1. The method for identifying the wheat spike number per spike based on the SNP locus is characterized by comprising the following steps of: the method comprises the following steps:

A. carrying out PCR amplification on any section of DNA fragment containing the following SNP loci in the genome DNA of the wheat to be detected, and carrying out enzyme digestion on the PCR amplification product; the SNP locus corresponds to the 583 base from the 5' end of the sequence shown in SEQ ID NO. 1;

B. determining the genotype of the wheat to be detected, wherein when the nucleotide at the SNP locus is G/G homozygous, the corresponding genotype is I; when the nucleotide at the SNP locus is A/A homozygous, the corresponding genotype is II; determining the spike number character of the wheat to be tested according to the genotype of the wheat to be tested and the following standard: the number of spikes per ear of genotype I homozygous wheat is less than/the candidate is less than the number of spikes per ear of genotype II homozygous wheat.

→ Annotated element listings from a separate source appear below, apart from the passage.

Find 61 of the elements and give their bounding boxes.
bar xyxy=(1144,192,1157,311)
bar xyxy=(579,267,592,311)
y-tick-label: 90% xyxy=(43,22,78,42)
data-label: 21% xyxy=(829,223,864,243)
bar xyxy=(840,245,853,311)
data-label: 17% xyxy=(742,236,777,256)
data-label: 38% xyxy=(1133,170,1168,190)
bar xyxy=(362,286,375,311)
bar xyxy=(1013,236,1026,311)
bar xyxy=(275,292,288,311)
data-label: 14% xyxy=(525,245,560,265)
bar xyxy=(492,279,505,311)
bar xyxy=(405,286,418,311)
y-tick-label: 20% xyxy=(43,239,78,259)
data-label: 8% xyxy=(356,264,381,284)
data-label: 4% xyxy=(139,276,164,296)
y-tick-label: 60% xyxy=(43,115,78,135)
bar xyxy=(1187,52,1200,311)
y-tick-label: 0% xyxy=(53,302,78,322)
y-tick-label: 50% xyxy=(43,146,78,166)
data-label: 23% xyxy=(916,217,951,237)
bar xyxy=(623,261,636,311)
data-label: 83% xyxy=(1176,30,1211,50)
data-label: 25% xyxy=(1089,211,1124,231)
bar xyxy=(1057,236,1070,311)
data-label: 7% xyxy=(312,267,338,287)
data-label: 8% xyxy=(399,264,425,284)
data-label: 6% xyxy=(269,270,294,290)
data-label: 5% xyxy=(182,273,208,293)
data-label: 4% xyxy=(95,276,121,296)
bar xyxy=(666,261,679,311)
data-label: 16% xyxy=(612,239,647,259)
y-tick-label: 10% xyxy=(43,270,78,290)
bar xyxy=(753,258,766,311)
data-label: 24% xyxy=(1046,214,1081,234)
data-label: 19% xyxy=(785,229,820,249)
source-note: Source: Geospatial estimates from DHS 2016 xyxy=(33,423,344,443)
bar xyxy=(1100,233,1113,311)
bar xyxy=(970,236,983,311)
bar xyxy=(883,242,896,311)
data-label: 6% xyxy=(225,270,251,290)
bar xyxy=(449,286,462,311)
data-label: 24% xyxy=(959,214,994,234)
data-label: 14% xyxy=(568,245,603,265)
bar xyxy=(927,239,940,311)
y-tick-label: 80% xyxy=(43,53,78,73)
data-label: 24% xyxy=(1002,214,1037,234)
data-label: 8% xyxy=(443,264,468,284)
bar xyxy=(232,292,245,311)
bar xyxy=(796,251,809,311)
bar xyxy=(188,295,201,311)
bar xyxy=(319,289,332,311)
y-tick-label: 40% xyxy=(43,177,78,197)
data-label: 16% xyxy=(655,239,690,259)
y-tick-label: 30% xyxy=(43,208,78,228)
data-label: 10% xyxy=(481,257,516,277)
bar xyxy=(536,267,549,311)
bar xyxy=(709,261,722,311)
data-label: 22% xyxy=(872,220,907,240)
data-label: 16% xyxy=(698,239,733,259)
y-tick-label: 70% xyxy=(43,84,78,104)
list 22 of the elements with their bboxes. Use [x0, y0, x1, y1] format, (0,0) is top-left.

2. The method for identifying wheat spikelet number per spike based on SNP loci according to claim 1, wherein: in the step A, the specific primer pair for PCR amplification is a primer pair 1F and 1R consisting of SEQ ID NO.2 and SEQ ID NO.3, and a primer pair 2F and 2R consisting of SEQ ID NO.4 and SEQ ID NO. 5; the amplification and cleavage comprises the steps of: taking wheat genome DNA as a template and taking primers 1F and 1R as primer pairs for amplification to obtain a PCR product; the PCR product is used as a template, and primers 2F and 2R are used as primer pairs for amplification to obtain the PCR product; and (3) performing enzyme digestion by using a restriction enzyme PstI to obtain an enzyme digestion product.

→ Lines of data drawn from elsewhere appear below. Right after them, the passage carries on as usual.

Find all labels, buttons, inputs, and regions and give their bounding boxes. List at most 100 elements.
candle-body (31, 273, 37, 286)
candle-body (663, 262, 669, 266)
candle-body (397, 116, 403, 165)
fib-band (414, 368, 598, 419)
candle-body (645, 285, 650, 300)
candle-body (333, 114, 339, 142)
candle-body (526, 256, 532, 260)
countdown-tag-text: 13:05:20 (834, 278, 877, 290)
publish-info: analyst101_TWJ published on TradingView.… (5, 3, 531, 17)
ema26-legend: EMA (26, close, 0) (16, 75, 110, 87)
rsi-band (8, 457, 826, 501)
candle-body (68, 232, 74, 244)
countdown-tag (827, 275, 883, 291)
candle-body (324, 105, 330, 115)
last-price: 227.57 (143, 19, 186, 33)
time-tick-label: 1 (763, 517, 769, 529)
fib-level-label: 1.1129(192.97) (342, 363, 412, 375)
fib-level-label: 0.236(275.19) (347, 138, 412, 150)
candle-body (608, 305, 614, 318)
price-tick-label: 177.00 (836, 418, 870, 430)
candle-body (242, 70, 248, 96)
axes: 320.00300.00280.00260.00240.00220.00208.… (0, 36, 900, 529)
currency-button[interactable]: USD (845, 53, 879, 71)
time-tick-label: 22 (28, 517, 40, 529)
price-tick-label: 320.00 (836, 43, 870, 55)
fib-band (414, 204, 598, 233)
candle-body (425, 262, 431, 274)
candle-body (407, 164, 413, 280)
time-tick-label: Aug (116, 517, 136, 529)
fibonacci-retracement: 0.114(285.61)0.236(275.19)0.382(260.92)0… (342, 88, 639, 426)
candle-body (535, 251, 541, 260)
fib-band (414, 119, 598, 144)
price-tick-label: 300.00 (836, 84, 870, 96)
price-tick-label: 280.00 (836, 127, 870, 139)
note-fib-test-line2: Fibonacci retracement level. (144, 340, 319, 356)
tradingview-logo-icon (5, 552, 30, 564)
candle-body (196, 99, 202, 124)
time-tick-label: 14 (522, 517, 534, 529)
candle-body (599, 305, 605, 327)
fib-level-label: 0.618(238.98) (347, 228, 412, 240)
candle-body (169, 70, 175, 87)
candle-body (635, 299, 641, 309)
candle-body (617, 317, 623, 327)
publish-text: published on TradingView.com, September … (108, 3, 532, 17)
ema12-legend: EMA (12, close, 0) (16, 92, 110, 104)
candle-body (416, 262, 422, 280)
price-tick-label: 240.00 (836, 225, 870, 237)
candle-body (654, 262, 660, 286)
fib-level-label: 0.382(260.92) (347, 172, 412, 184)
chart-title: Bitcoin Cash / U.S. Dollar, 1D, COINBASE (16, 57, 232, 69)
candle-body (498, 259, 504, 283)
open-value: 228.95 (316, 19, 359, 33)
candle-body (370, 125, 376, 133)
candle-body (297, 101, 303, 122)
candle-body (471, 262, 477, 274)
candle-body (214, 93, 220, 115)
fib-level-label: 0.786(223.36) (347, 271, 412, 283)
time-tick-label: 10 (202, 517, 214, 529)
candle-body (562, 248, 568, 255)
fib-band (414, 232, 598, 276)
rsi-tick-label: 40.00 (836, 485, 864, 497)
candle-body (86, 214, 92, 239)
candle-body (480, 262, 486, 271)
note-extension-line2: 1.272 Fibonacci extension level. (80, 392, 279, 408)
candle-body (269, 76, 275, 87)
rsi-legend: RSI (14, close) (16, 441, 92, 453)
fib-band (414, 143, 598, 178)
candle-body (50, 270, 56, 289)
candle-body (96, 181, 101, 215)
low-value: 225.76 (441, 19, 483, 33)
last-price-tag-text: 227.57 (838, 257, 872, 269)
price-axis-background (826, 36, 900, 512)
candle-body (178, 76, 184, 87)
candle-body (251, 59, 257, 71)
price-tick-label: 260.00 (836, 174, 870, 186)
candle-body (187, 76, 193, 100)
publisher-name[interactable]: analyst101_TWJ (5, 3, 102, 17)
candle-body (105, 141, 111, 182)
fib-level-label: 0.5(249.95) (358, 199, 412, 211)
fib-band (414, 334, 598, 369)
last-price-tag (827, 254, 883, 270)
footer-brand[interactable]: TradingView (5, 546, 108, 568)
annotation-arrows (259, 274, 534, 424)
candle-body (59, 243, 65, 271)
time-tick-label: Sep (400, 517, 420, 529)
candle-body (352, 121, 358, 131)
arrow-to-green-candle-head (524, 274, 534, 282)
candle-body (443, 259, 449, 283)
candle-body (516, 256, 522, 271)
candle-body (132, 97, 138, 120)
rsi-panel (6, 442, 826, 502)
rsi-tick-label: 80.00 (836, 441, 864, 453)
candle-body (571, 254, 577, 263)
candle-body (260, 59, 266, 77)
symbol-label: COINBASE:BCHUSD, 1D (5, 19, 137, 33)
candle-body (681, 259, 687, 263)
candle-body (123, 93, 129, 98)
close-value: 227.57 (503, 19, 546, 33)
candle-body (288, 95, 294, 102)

3. The method for identifying wheat spikelet number per spike based on SNP loci according to claim 1, wherein: in the step B, if the enzyme digestion product is a DNA fragment, the nucleotide at the SNP locus is homozygous A/A, and the wheat to be detected is genotype II; if the enzyme digestion products are two DNA fragments, the nucleotide at the SNP locus is G/G homozygote, and the wheat to be detected is genotype I.

4. A kit for detecting a single nucleotide polymorphism of a SNP site in the wheat genome corresponding to base 583 of the sequence shown in SEQ ID No.1 from the 5' end; the nucleotide at the SNP locus is G or A; when the nucleotide at the SNP locus is G/G homozygous, the corresponding genotype is I; when the nucleotide at the SNP locus is A/A homozygous, the corresponding genotype is II;

the kit comprises primer pairs 1F and 1R consisting of SEQ ID NO.2 and SEQ ID NO.3, and primer pairs 2F and 2R consisting of SEQ ID NO.4 and SEQ ID NO. 5;

the kit further comprises the restriction enzyme PstI.

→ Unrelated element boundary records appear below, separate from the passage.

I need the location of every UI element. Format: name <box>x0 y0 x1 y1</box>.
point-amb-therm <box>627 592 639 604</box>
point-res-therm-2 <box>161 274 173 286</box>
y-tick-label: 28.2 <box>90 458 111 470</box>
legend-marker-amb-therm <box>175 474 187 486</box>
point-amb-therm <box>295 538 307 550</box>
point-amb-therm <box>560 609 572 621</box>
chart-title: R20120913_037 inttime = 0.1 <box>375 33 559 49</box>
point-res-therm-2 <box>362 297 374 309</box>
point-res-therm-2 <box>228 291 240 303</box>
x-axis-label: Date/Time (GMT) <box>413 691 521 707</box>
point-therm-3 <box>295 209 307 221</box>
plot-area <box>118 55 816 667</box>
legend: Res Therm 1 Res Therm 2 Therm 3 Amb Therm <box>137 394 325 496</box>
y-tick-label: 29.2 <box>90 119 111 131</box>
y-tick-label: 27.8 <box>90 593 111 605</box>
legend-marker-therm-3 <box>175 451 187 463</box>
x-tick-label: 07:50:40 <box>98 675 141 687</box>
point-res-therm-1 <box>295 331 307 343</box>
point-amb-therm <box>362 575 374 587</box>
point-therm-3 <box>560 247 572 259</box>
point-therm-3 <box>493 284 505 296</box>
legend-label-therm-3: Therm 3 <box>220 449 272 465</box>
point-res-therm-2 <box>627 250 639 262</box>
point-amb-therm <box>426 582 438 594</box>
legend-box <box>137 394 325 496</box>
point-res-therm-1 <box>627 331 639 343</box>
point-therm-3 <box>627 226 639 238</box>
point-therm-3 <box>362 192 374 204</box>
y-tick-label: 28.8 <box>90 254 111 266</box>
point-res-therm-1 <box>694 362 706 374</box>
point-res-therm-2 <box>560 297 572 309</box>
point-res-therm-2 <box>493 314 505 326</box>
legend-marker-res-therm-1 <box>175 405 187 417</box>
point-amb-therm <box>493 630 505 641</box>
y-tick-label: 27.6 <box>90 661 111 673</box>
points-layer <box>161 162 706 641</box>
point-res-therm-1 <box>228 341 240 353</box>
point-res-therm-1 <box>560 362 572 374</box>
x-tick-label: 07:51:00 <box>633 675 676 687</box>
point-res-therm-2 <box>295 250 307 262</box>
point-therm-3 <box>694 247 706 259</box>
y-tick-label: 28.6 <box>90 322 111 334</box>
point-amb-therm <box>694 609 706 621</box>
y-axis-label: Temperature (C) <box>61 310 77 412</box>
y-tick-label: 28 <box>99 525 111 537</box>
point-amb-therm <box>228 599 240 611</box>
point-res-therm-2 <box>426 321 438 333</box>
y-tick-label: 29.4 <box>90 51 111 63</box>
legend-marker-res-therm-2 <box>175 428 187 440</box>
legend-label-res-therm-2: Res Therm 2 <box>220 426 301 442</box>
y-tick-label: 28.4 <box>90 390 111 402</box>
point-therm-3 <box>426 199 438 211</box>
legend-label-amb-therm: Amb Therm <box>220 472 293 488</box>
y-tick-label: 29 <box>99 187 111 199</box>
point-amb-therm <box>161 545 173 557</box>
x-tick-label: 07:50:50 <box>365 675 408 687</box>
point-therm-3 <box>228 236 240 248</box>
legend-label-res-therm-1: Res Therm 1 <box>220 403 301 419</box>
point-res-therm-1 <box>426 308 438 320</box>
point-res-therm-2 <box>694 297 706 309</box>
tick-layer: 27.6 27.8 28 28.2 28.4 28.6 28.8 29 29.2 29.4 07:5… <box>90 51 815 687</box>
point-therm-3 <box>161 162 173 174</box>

5. A primer pair for detecting a single nucleotide polymorphism of a SNP site in a wheat genome, wherein the SNP site corresponds to a583 base from the 5' -end of a sequence shown in SEQ ID NO. 1; the nucleotide at the SNP locus is G or A; the primer pair comprises a primer pair 1F and 1R consisting of SEQ ID NO.2 and SEQ ID NO.3, and a primer pair 2F and 2R consisting of SEQ ID NO.4 and SEQ ID NO. 5.